Понятие прибавочной зарплаты также по-новому освещает и происходящие ныне «антикапиталистические протесты». Во времена кризиса режим «затягивания поясов» в первую очередь распространяется на низшие слои буржуазии на зарплате, и политический протест – это их единственная возможность не стать пролетариатом. Хотя их протест номинально управляем жесткой логикой рынка, они протестуют против постепенного размывания своего (политически) привилегированного экономического положения. Айн Рэнд фантазировала в своей работе «Атлант расправил плечи» о некой забастовке «креативных» капиталистов. Теперь же ее фантазии как раз и реализуются – пусть и в несколько извращенном виде – в ходе нынешних забастовок, являющихся, в основном, забастовками «буржуазии на зарплате», которая боится потерять свои привилегии (свою прибавочную зарплату, начисляемую сверх минимальной). Это не пролетарские протесты, а протесты, движимые угрозой быть сведенными до уровня пролетариата. Кто осмеливается бастовать сегодня, когда постоянная работа уже сама по себе является привилегией? Бастуют отнюдь не низкооплачиваемые рабочие текстильной промышленности (ее остатков), а привилегированные работники, имеющие определенные гарантии (учителя, работники общественного транспорта, полиция). Все это касается и студенческих протестов: можно сказать, что ими движет страх перед тем, что высшее образование более не будет гарантировать им прибавочную зарплату.

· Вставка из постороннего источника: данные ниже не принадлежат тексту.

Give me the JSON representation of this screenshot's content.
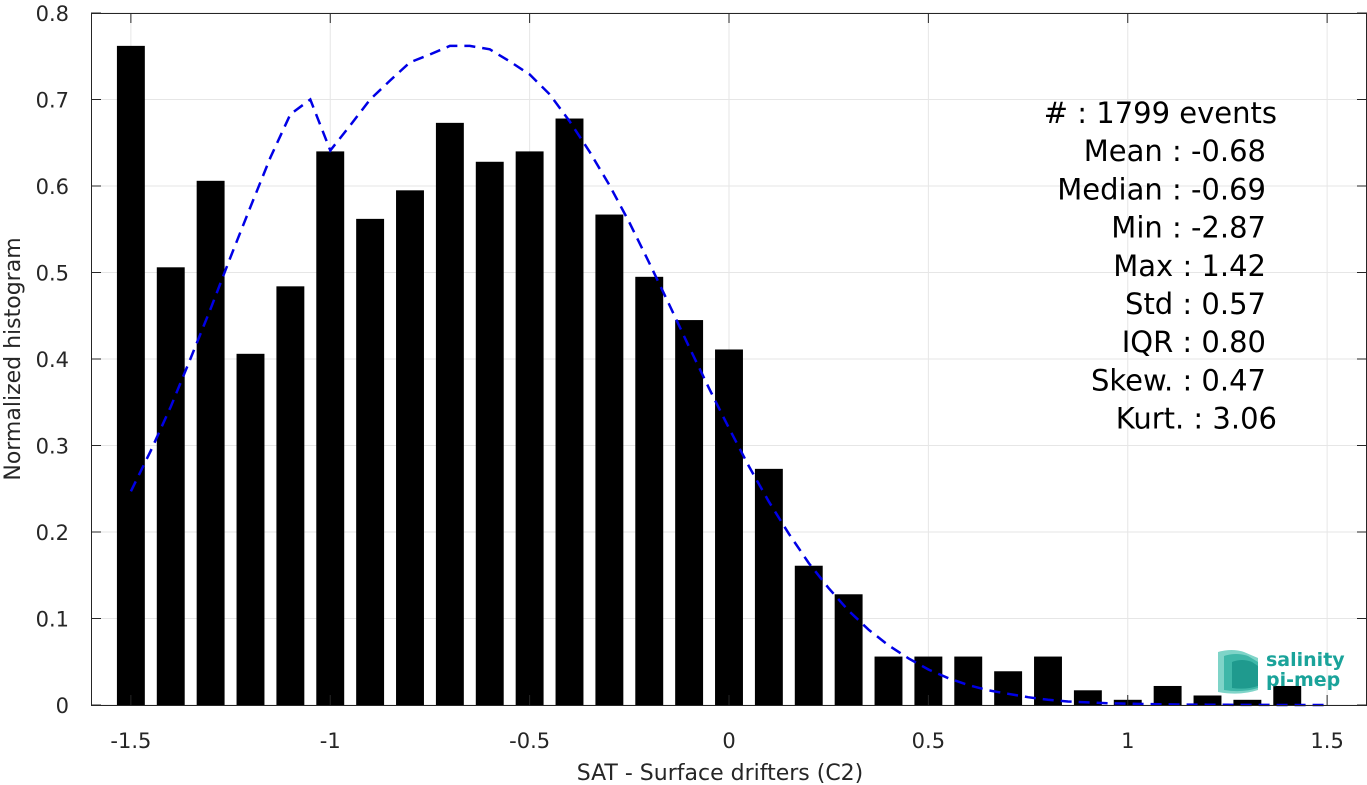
{
  "chart_data": {
    "type": "bar",
    "xlabel": "SAT - Surface drifters (C2)",
    "ylabel": "Normalized histogram",
    "xlim": [
      -1.6,
      1.6
    ],
    "ylim": [
      0,
      0.8
    ],
    "xticks": [
      -1.5,
      -1,
      -0.5,
      0,
      0.5,
      1,
      1.5
    ],
    "xtick_labels": [
      "-1.5",
      "-1",
      "-0.5",
      "0",
      "0.5",
      "1",
      "1.5"
    ],
    "yticks": [
      0,
      0.1,
      0.2,
      0.3,
      0.4,
      0.5,
      0.6,
      0.7,
      0.8
    ],
    "ytick_labels": [
      "0",
      "0.1",
      "0.2",
      "0.3",
      "0.4",
      "0.5",
      "0.6",
      "0.7",
      "0.8"
    ],
    "grid": true,
    "bar_color": "#000000",
    "bar_width": 0.07,
    "bins": [
      -1.5,
      -1.4,
      -1.3,
      -1.2,
      -1.1,
      -1.0,
      -0.9,
      -0.8,
      -0.7,
      -0.6,
      -0.5,
      -0.4,
      -0.3,
      -0.2,
      -0.1,
      0.0,
      0.1,
      0.2,
      0.3,
      0.4,
      0.5,
      0.6,
      0.7,
      0.8,
      0.9,
      1.0,
      1.1,
      1.2,
      1.3,
      1.4
    ],
    "values": [
      0.762,
      0.506,
      0.606,
      0.406,
      0.484,
      0.64,
      0.562,
      0.595,
      0.673,
      0.628,
      0.64,
      0.678,
      0.567,
      0.495,
      0.445,
      0.411,
      0.273,
      0.161,
      0.128,
      0.056,
      0.056,
      0.056,
      0.039,
      0.056,
      0.017,
      0.006,
      0.022,
      0.011,
      0.006,
      0.022
    ],
    "fit_curve": {
      "color": "#0000e6",
      "style": "dashed",
      "x": [
        -1.5,
        -1.45,
        -1.4,
        -1.35,
        -1.3,
        -1.25,
        -1.2,
        -1.15,
        -1.1,
        -1.05,
        -1.0,
        -0.95,
        -0.9,
        -0.85,
        -0.8,
        -0.75,
        -0.7,
        -0.65,
        -0.6,
        -0.55,
        -0.5,
        -0.45,
        -0.4,
        -0.35,
        -0.3,
        -0.25,
        -0.2,
        -0.15,
        -0.1,
        -0.05,
        0.0,
        0.05,
        0.1,
        0.15,
        0.2,
        0.25,
        0.3,
        0.35,
        0.4,
        0.45,
        0.5,
        0.55,
        0.6,
        0.65,
        0.7,
        0.75,
        0.8,
        0.85,
        0.9,
        0.95,
        1.0,
        1.05,
        1.1,
        1.15,
        1.2,
        1.25,
        1.3,
        1.35,
        1.4,
        1.45,
        1.5
      ],
      "y": [
        0.247,
        0.294,
        0.345,
        0.401,
        0.458,
        0.518,
        0.576,
        0.633,
        0.683,
        0.7,
        0.641,
        0.67,
        0.7,
        0.722,
        0.743,
        0.752,
        0.762,
        0.762,
        0.758,
        0.744,
        0.729,
        0.706,
        0.675,
        0.64,
        0.601,
        0.558,
        0.511,
        0.463,
        0.414,
        0.366,
        0.32,
        0.276,
        0.235,
        0.198,
        0.164,
        0.135,
        0.109,
        0.087,
        0.069,
        0.054,
        0.041,
        0.031,
        0.023,
        0.017,
        0.013,
        0.009,
        0.006,
        0.004,
        0.003,
        0.002,
        0.0015,
        0.001,
        0.0007,
        0.0005,
        0.0003,
        0.0002,
        0.0001,
        0.0001,
        0.0,
        0.0,
        0.0
      ]
    },
    "stats": [
      {
        "label": "#  : 1799 events"
      },
      {
        "label": "Mean : -0.68"
      },
      {
        "label": "Median : -0.69"
      },
      {
        "label": "Min : -2.87"
      },
      {
        "label": "Max : 1.42"
      },
      {
        "label": "Std : 0.57"
      },
      {
        "label": "IQR : 0.80"
      },
      {
        "label": "Skew. : 0.47"
      },
      {
        "label": "Kurt. : 3.06"
      }
    ]
  },
  "logo": {
    "line1": "salinity",
    "line2": "pi-mep",
    "color": "#1aa39a"
  }
}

В то же время, очевидно, что недавнее возрождение протестных движений: от Арабской весны до западноевропейских бунтов, от Occupy Wall Street до протестов в Китае, от Испании до Греции – нельзя свести лишь к восстанию буржуазии на зарплате. Каждый случай необходимо рассматривать отдельно. Студенческие протесты против университетской реформы в Великобритании отличны по своей природе от августовских бунтов, бывших скорее неким потребительским карнавалом разрушения – подлинным взрывом изгоев общества. Кто-то может полагать, что восстание в Египте отчасти являлось революцией буржуазии на зарплате (образованная молодежь протестовала по причине отсутствия у нее дальнейших перспектив) – но это был лишь один из аспектов широкого восстания против режима угнетения. С другой стороны, эти протесты слабо мобилизовали рабочую и крестьянскую бедноту, а победа исламистов на выборах свидетельствует об узкой социальной базе этих изначально светских протестных движений. Что касается Греции, то там имеет место особый случай. За последние десятилетия в Греции, благодаря финансовой помощи ЕС и кредитам, был создан новый класс буржуазии на зарплате (в особенности в сфере раздутого государственного аппарата управления), поэтому и протесты здесь были в основном вызваны угрозой потери привилегий.
А тем временем пролетаризация нижних слоев буржуазии на зарплате сопровождается иррационально огромным увеличением вознаграждений для топ-менеджеров и банкиров. Столь высокие бонусы для них кажутся экономически иррациональными – особенно если учитывать, что, согласно недавним исследованиям, их размер обратно пропорционален успешности компаний. Но подобные тенденции стоит не столько морализаторски критиковать, сколько воспринимать их как признак неспособности самой капиталистической системы найти какой-либо уровень саморегулирующейся стабильности. Иными словами, капиталистическая система грозит выйти из-под контроля.